If you were to isolate these past two decades of American history, say, a century from now, you’d probably label it as unpleasant. By all historic measures, the state does not have many victories to claim—no major military wins, no institutional advances, and worst of all, an ever-growing sense that it’s not getting better. And for many of us, these past two decades are all we’ve been alive for.
But American history does not start and stop between the years 2000 and 2024. If the past is any indication of the future, the political thunderstorms will pass. And American exceptionalism, as hard as it is to believe right now, will live to see better days.
— SJY, 07.04.24
Birthplace of jazz and constitutional democracy. That's not bad. Of course, we should be free to criticize and try to improve the US, but let's acknowledge that there are good, redeeming features.
I think people sometimes conflate loving America with not being able to criticize America. On the right, if someone sees you criticizing American imperialism, you'll be accused of hating America. On the other hand, you can freely criticize American imperialism but then it's sometimes implicitly assumed you hate America (or at least it's unfashionable to say you still love America).

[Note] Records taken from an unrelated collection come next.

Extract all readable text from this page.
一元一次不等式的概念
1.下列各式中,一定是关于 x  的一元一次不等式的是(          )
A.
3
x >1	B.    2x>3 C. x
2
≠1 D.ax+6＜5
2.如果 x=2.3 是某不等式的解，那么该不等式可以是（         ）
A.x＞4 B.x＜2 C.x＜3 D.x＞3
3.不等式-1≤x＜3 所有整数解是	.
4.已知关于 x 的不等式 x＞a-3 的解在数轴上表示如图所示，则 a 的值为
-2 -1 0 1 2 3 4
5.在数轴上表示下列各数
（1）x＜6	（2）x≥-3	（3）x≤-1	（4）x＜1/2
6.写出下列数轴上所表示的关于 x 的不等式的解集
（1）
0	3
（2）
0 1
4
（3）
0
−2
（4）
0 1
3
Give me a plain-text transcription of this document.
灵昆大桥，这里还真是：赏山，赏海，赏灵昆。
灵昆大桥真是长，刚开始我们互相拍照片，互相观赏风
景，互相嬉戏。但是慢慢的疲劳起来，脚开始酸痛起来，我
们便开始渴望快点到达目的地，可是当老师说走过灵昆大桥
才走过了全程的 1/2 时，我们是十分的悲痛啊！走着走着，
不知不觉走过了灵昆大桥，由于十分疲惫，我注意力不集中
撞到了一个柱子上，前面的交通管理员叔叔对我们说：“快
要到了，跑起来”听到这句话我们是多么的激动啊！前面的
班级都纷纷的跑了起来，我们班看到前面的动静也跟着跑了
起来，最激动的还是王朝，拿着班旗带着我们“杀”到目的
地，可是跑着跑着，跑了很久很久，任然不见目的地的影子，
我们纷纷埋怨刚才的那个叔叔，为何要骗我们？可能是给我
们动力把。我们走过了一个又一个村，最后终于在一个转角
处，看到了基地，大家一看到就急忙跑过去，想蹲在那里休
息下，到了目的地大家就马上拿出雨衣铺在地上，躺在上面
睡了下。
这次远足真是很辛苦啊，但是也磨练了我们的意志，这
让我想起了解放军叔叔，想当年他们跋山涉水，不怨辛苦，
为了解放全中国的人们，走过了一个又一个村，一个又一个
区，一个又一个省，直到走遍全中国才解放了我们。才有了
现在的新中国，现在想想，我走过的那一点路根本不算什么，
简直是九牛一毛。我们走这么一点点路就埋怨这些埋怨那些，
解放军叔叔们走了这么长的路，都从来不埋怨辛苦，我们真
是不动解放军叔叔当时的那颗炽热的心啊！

Overall though, the only point I would additionally make is that the vast majority of covert action in American history is negative. CIA backed coups and/or groups in Iran, Afghanistan, Guatemala, Nicaragua, Chile, Congo, Haiti, Brazil did a lot of damage to those countries.... and those are only the ones we know about. I will concede though that American intervention where we actively deploy troops has typically seen higher rates of success (with the exception of Vietnam, Iraq, and Afghanistan).